A learning process

Feb. 14, 2005
More so than people, businesses must heed the oracle at Delphi, Greece: Know thyself.

More so than people, businesses must heed the oracle at Delphi, Greece: Know thyself.

Someone may live an entire life without ever thinking seriously and critically about who he or she is and why. A cynic would say most people live that way.

A business, on the other hand, must constantly examine what it is, what it does, and why. Otherwise it becomes uncompetitive, stagnates, and dies.

A recent study, based on a survey of several US and Canadian executives, provides some interesting insights into what executives, asked to examine their organizations, think.

The Economist Intelligence Unit, in collaboration with Celerant Consulting, Lexington, Mass., an affiliate of Novell Inc., conducted this study.

Celerant says that 276 executives from the US (94%) and Canada (6%), all with operational responsibilities, took part in the study during September and October 2004.

Oil and gas executives made up 16% (45) of the total group surveyed; chemicals 11%. Of all respondents, 50% represent companies with more than $500 million/year in revenues.

Of the oil and gas participants, 20% were from the ranks of senior management.

But what did they learn from the experience?

What gives?

More than 40% of oil and gas executives surveyed said, “performance improvement initiatives undertaken at their companies” over the past 3 years “failed to achieve the strategic business and financial objectives they were designed to support.”

Sounds like money wasted; right? But wait ...

Despite these disappointing business results, said the report, the executives “surprisingly judged more than 80% of their improvement initiatives a success.”
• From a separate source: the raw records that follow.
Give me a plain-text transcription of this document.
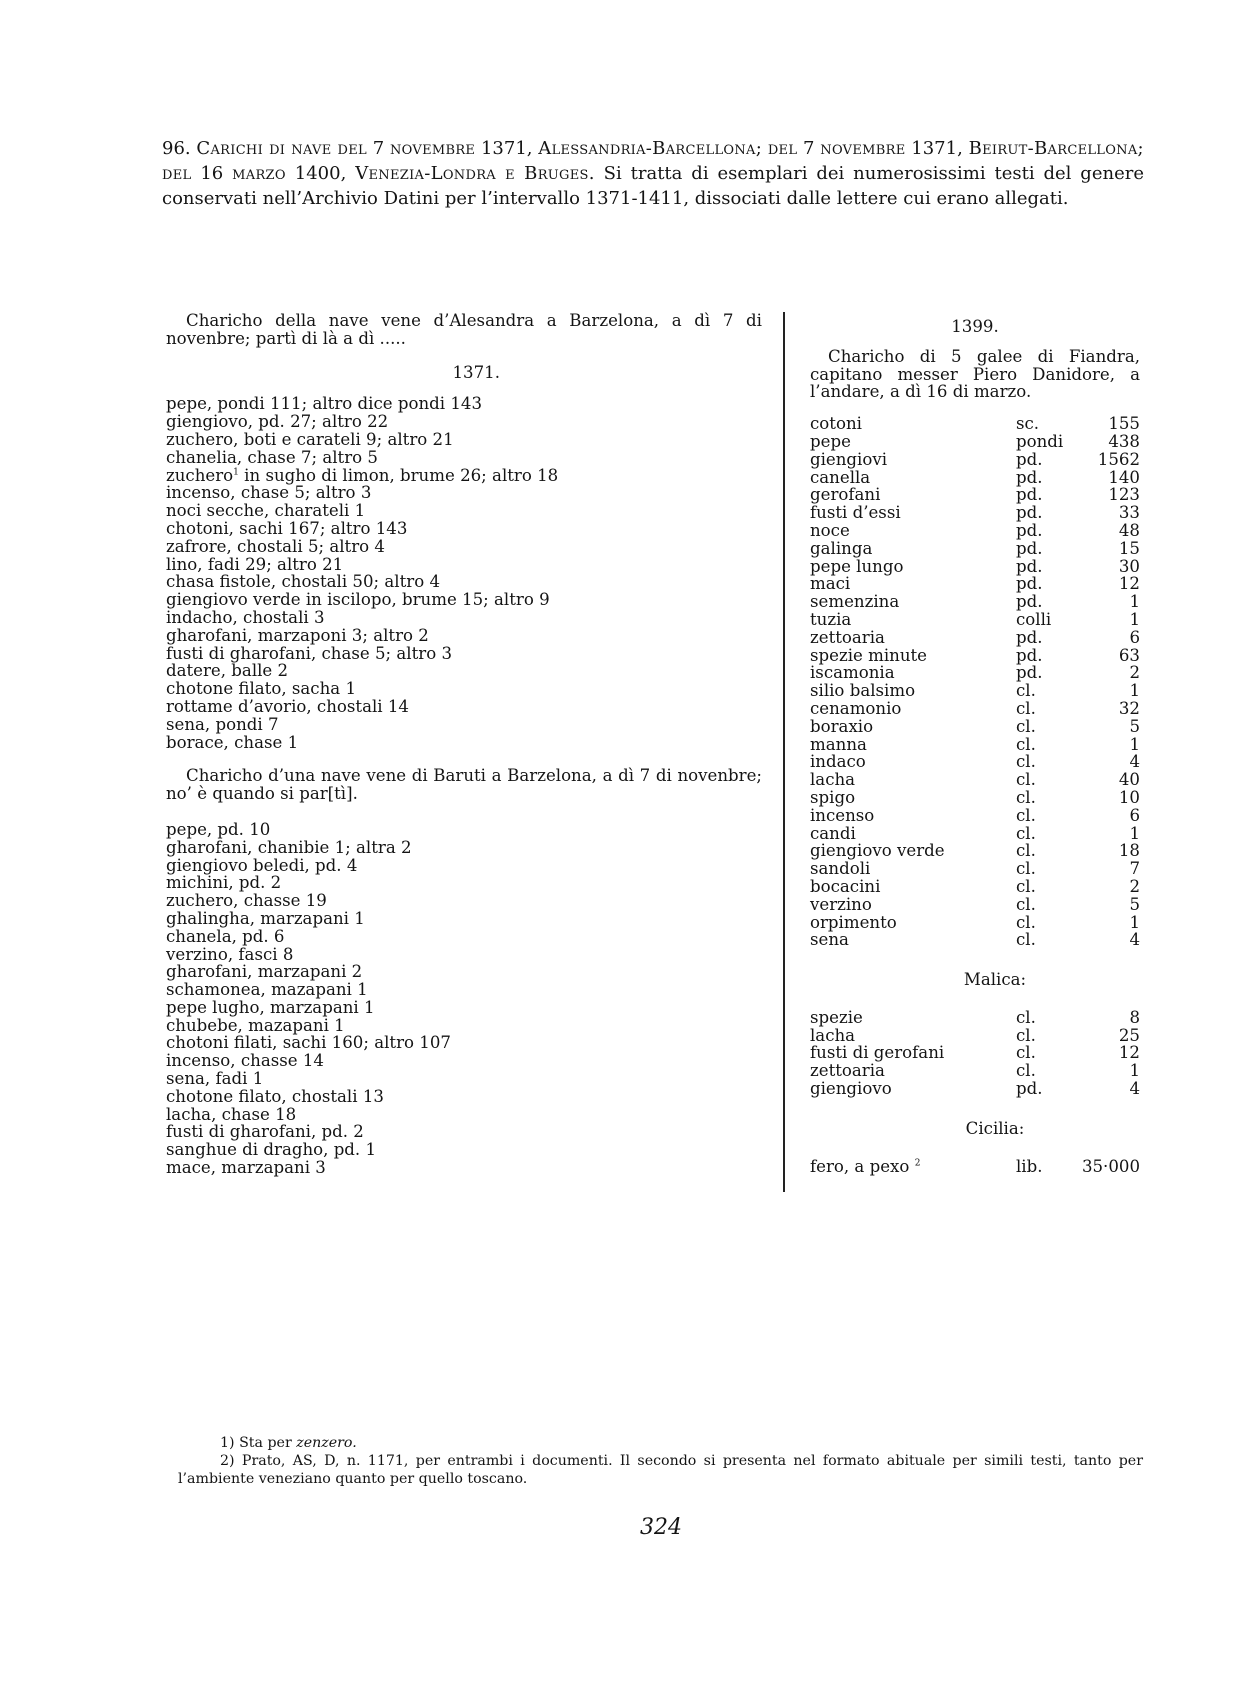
96. Carichi di nave del 7 novembre 1371, Alessandria-Barcellona; del 7 novembre 1371, Beirut-Barcellona; del 16 marzo 1400, Venezia-Londra e Bruges. Si tratta di esemplari dei numerosissimi testi del genere conservati nell’Archivio Datini per l’intervallo 1371-1411, dissociati dalle lettere cui erano allegati.

Charicho della nave vene d’Alesandra a Barzelona, a dì 7 di novenbre; partì di là a dì .....

1371.
pepe, pondi 111; altro dice pondi 143
giengiovo, pd. 27; altro 22
zuchero, boti e carateli 9; altro 21
chanelia, chase 7; altro 5
zuchero$^1$ in sugho di limon, brume 26; altro 18
incenso, chase 5; altro 3
noci secche, charateli 1
chotoni, sachi 167; altro 143
zafrore, chostali 5; altro 4
lino, fadi 29; altro 21
chasa fistole, chostali 50; altro 4
giengiovo verde in iscilopo, brume 15; altro 9
indacho, chostali 3
gharofani, marzaponi 3; altro 2
fusti di gharofani, chase 5; altro 3
datere, balle 2
chotone filato, sacha 1
rottame d’avorio, chostali 14
sena, pondi 7
borace, chase 1

Charicho d’una nave vene di Baruti a Barzelona, a dì 7 di novenbre; no’ è quando si par[tì].

pepe, pd. 10
gharofani, chanibie 1; altra 2
giengiovo beledi, pd. 4
michini, pd. 2
zuchero, chasse 19
ghalingha, marzapani 1
chanela, pd. 6
verzino, fasci 8
gharofani, marzapani 2
schamonea, mazapani 1
pepe lugho, marzapani 1
chubebe, mazapani 1
chotoni filati, sachi 160; altro 107
incenso, chasse 14
sena, fadi 1
chotone filato, chostali 13
lacha, chase 18
fusti di gharofani, pd. 2
sanghue di dragho, pd. 1
mace, marzapani 3
1399.

Charicho di 5 galee di Fiandra, capitano messer Piero Danidore, a l’andare, a dì 16 di marzo.

cotoni	sc.	155
pepe	pondi	438
giengiovi	pd.	1562
canella	pd.	140
gerofani	pd.	123
fusti d’essi	pd.	33
noce	pd.	48
galinga	pd.	15
pepe lungo	pd.	30
maci	pd.	12
semenzina	pd.	1
tuzia	colli	1
zettoaria	pd.	6
spezie minute	pd.	63
iscamonia	pd.	2
silio balsimo	cl.	1
cenamonio	cl.	32
boraxio	cl.	5
manna	cl.	1
indaco	cl.	4
lacha	cl.	40
spigo	cl.	10
incenso	cl.	6
candi	cl.	1
giengiovo verde	cl.	18
sandoli	cl.	7
bocacini	cl.	2
verzino	cl.	5
orpimento	cl.	1
sena	cl.	4
Malica:
spezie	cl.	8
lacha	cl.	25
fusti di gerofani	cl.	12
zettoaria	cl.	1
giengiovo	pd.	4
Cicilia:
fero, a pexo $^2$	lib.	35·000

1) Sta per zenzero.

2) Prato, AS, D, n. 1171, per entrambi i documenti. Il secondo si presenta nel formato abituale per simili testi, tanto per l’ambiente veneziano quanto per quello toscano.

324
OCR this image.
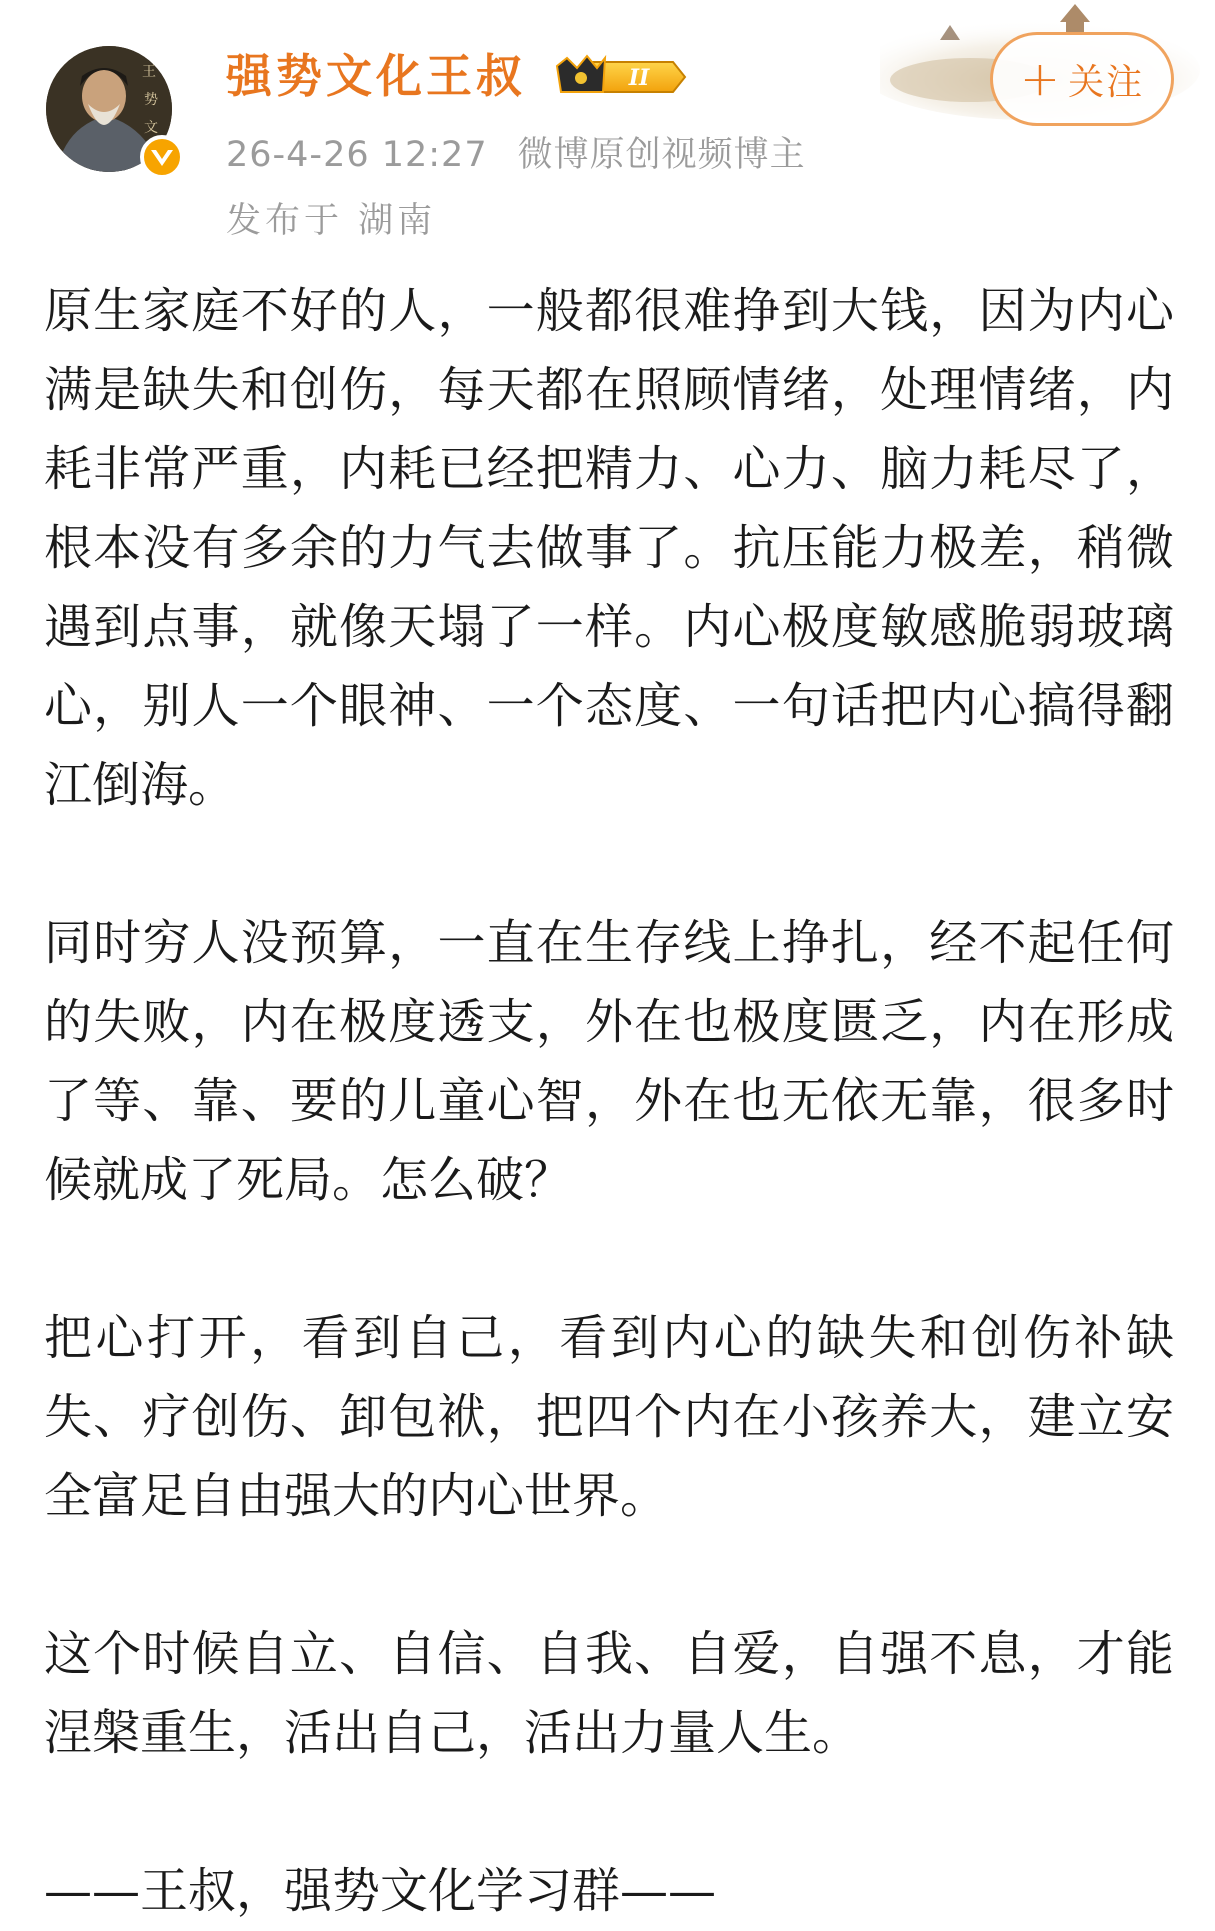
王
势
文
强势文化王叔	II
26-4-26 12:27 微博原创视频博主
发布于 湖南
+ 关注

原生家庭不好的人，一般都很难挣到大钱，因为内心满是缺失和创伤，每天都在照顾情绪，处理情绪，内耗非常严重，内耗已经把精力、心力、脑力耗尽了，根本没有多余的力气去做事了。抗压能力极差，稍微遇到点事，就像天塌了一样。内心极度敏感脆弱玻璃心，别人一个眼神、一个态度、一句话把内心搞得翻江倒海。

同时穷人没预算，一直在生存线上挣扎，经不起任何的失败，内在极度透支，外在也极度匮乏，内在形成了等、靠、要的儿童心智，外在也无依无靠，很多时候就成了死局。怎么破？

把心打开，看到自己，看到内心的缺失和创伤补缺失、疗创伤、卸包袱，把四个内在小孩养大，建立安全富足自由强大的内心世界。

这个时候自立、自信、自我、自爱，自强不息，才能涅槃重生，活出自己，活出力量人生。

——王叔，强势文化学习群——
According to Barry Samria of Celerant’s Energy Practice, “The apparent contradiction between disappointing strategic business results and the high perceived success rate for individual initiatives suggests that operational improvement initiatives may often be inappropriately measured or poorly understood... . Ultimately, that means that they have also been poorly executed in terms of the strategy they are intended to serve.”

Sift through the jargon and you realize he’s saying that someone didn’t know what he was doing.

Celerant says all executives were asked to identify up to three of their most important strategic objectives that performance improvement was intended to help achieve. Of oil and gas executives, 62% cited improving operating efficiency vs. only 46% for industries overall. Of those same oil and gas execs, 60% cited increasing shareholder value vs. 49% of all those surveyed.

Improving customer satisfaction and loyalty was the third most frequently cited strategic objective by oil and gas executives at 44%, while it ranked first among industries overall at 61%.

Among those oil and gas executives there was wide agreement, as in the other industries surveyed, that “communication with frontline employees is the key ingredient in making performance improvement programs support the company’s strategic objectives.”

Sounds like the heart of yet another corporate campaign to boost morale, doesn’t it? But maybe there’s something to this. Celerant reported that some 71% of oil and gas companies said that senior management clearly communicates the objectives of strategic initiatives to frontline employees, a significantly higher figure than the 52% for all industries surveyed.

The report doesn’t say-because it can’t-whether those frontline employees would agree. It does say, however, that only 41% of oil and gas companies considered themselves successful at “capturing frontline employees’ recommendations for implementing initiatives,” roughly in line with the figure of 38% for all industries.

Samria says, “Oil and gas companies appear to be doing well at communicating from the top down but significantly less well at capturing valuable knowledge from the trenches.”

Would that conclusion surprise any frontline employee?

What’s ahead

For 2005, 53% of the oil and gas companies surveyed expect to “grow” their revenues. This year, the top three initiatives oil and gas companies expect to chase include “business process reengineering” (17%), “corporate organization realignment” (15%), and major technology “implementation” (15%).

I suspect that, if you back away from any company or industry, you’d find that most muddle through, dissatisfied with their achievements but generally satisfied with their directions.

Knowledge can be useful, if we just figure out what it means.